The ghost of Dorothy Parker meddles with the lives of mortals in this sequel from Meister (Farewell, Dorothy Parker, 2013).
In the heyday of her career, Parker signed a guestbook that promised eternity. Against all odds, the claim turned out to be true, and now she haunts the famed Algonquin, greeting her friends after their deaths. They all go on to the afterlife, but not Dorothy. She’d much rather stay right there at the bar—but things are starting to get lonely. That’s where Ted Shriver comes in. A writer whose career plummeted after a plagiarism scandal, Ted is now dying of a brain tumor. If only Dorothy can convince him to sign the guestbook, she might just have some company. But things get a bit more complicated than she imagined.

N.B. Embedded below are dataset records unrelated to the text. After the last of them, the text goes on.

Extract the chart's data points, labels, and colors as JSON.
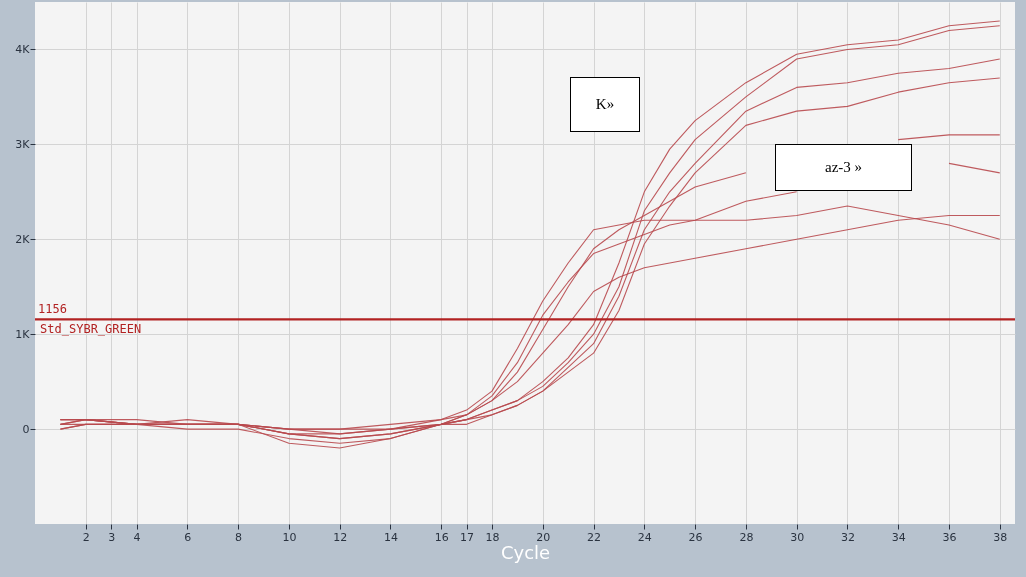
{
  "chart_data": {
    "type": "line",
    "xlabel": "Cycle",
    "x": [
      1,
      2,
      4,
      6,
      8,
      10,
      12,
      14,
      16,
      17,
      18,
      19,
      20,
      21,
      22,
      23,
      24,
      25,
      26,
      28,
      30,
      32,
      34,
      36,
      38
    ],
    "series": [
      {
        "color": "#b8494e",
        "values": [
          50,
          100,
          50,
          50,
          50,
          -50,
          -50,
          0,
          50,
          100,
          200,
          300,
          500,
          750,
          1100,
          1750,
          2500,
          2950,
          3250,
          3650,
          3950,
          4050,
          4100,
          4250,
          4300
        ]
      },
      {
        "color": "#b8494e",
        "values": [
          0,
          50,
          50,
          50,
          50,
          0,
          -50,
          0,
          50,
          100,
          200,
          300,
          450,
          700,
          1000,
          1500,
          2300,
          2700,
          3050,
          3500,
          3900,
          4000,
          4050,
          4200,
          4250
        ]
      },
      {
        "color": "#b8494e",
        "values": [
          100,
          100,
          50,
          50,
          50,
          -50,
          -100,
          -50,
          50,
          100,
          150,
          250,
          400,
          650,
          900,
          1400,
          2100,
          2500,
          2800,
          3350,
          3600,
          3650,
          3750,
          3800,
          3900
        ]
      },
      {
        "color": "#b8494e",
        "values": [
          0,
          50,
          50,
          0,
          0,
          -100,
          -150,
          -100,
          50,
          50,
          150,
          250,
          400,
          600,
          800,
          1250,
          1950,
          2350,
          2700,
          3200,
          3350,
          3400,
          3550,
          3650,
          3700
        ]
      },
      {
        "color": "#b8494e",
        "values": [
          100,
          100,
          100,
          50,
          50,
          0,
          0,
          0,
          100,
          150,
          300,
          600,
          1050,
          1500,
          1900,
          2100,
          2250,
          2400,
          2550,
          2700,
          null,
          null,
          3050,
          3100,
          3100
        ]
      },
      {
        "color": "#b8494e",
        "values": [
          50,
          50,
          50,
          50,
          50,
          -50,
          -100,
          -50,
          50,
          150,
          350,
          700,
          1200,
          1550,
          1850,
          1950,
          2050,
          2150,
          2200,
          2400,
          2500,
          null,
          null,
          2800,
          2700
        ]
      },
      {
        "color": "#b8494e",
        "values": [
          100,
          100,
          50,
          50,
          50,
          -150,
          -200,
          -100,
          50,
          150,
          300,
          500,
          800,
          1100,
          1450,
          1600,
          1700,
          1750,
          1800,
          1900,
          2000,
          2100,
          2200,
          2250,
          2250
        ]
      },
      {
        "color": "#b8494e",
        "values": [
          50,
          100,
          50,
          100,
          50,
          0,
          0,
          50,
          100,
          200,
          400,
          850,
          1350,
          1750,
          2100,
          2150,
          2200,
          2200,
          2200,
          2200,
          2250,
          2350,
          2250,
          2150,
          2000
        ]
      }
    ],
    "xlim": [
      0,
      38.6
    ],
    "xticks": [
      2,
      3,
      4,
      6,
      8,
      10,
      12,
      14,
      16,
      17,
      18,
      20,
      22,
      24,
      26,
      28,
      30,
      32,
      34,
      36,
      38
    ],
    "ylim": [
      -1000,
      4500
    ],
    "yticks": [
      0,
      {
        "value": 1000,
        "label": "1K"
      },
      {
        "value": 2000,
        "label": "2K"
      },
      {
        "value": 3000,
        "label": "3K"
      },
      {
        "value": 4000,
        "label": "4K"
      }
    ],
    "grid": true,
    "ref_lines": [
      {
        "axis": "y",
        "value": 1156,
        "label": "1156",
        "color": "#b22222"
      }
    ],
    "annotations": [
      {
        "text": "Std_SYBR_GREEN",
        "x": 0.2,
        "y": 1156
      },
      "K»",
      "az-3 »"
    ]
  }
}
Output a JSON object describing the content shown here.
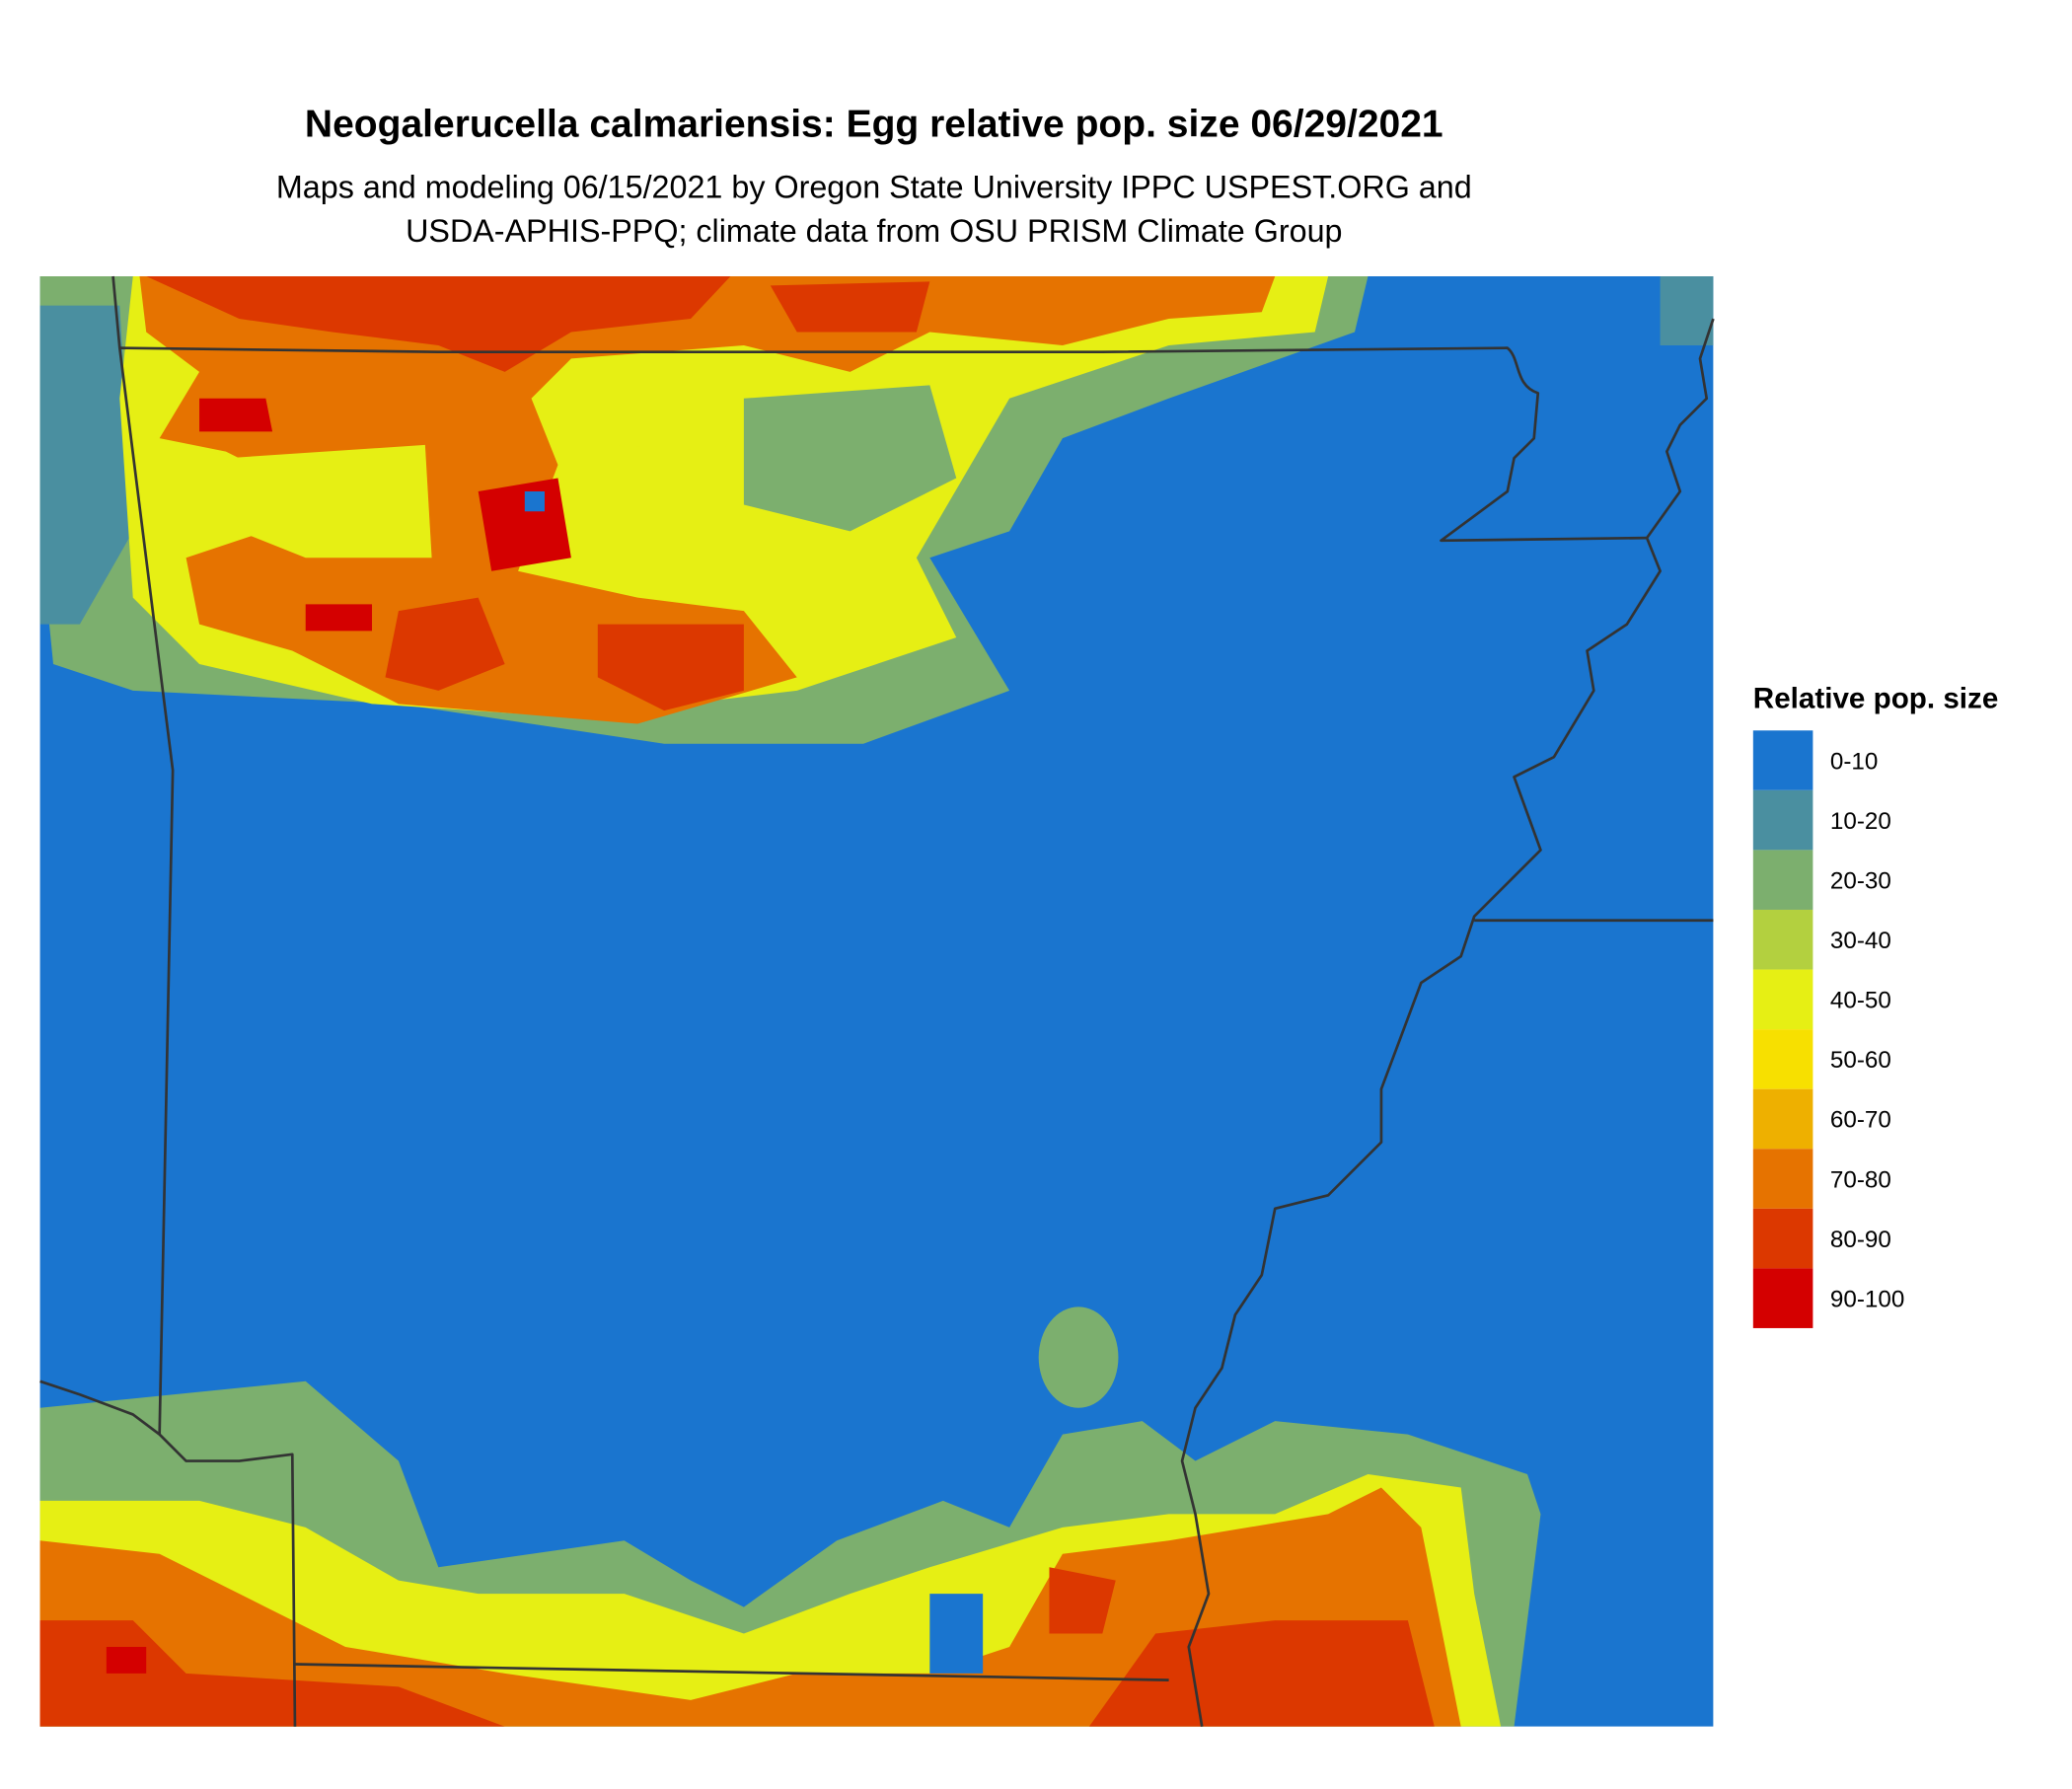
{
  "header": {
    "title": "Neogalerucella calmariensis: Egg relative pop. size 06/29/2021",
    "subtitle_lines": [
      "Maps and modeling 06/15/2021 by Oregon State University IPPC USPEST.ORG and",
      "USDA-APHIS-PPQ; climate data from OSU PRISM Climate Group"
    ]
  },
  "legend": {
    "title": "Relative pop. size",
    "items": [
      {
        "label": "0-10",
        "color": "#1a75cf"
      },
      {
        "label": "10-20",
        "color": "#4a8fa0"
      },
      {
        "label": "20-30",
        "color": "#7caf6e"
      },
      {
        "label": "30-40",
        "color": "#b3d03f"
      },
      {
        "label": "40-50",
        "color": "#e6ef14"
      },
      {
        "label": "50-60",
        "color": "#f7e000"
      },
      {
        "label": "60-70",
        "color": "#eeb000"
      },
      {
        "label": "70-80",
        "color": "#e67300"
      },
      {
        "label": "80-90",
        "color": "#dc3800"
      },
      {
        "label": "90-100",
        "color": "#d40000"
      }
    ]
  }
}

Norah Wolfe, an associate producer for a struggling television show, has her own reasons for wanting to talk to Ted. Neither of them will be able to get through to him unless they can help him tie up some loose ends…and maybe clear his name in the process. Meister’s Dorothy Parker is just as sharp, witty and pleasantly mean as fans would expect. Her humanity shines through, though, along with her humor. Her obvious loneliness, along with the dilemmas Ted and Norah face, make this a surprisingly emotional novel.
Not even death can keep Dorothy Parker down in this sad and funny story.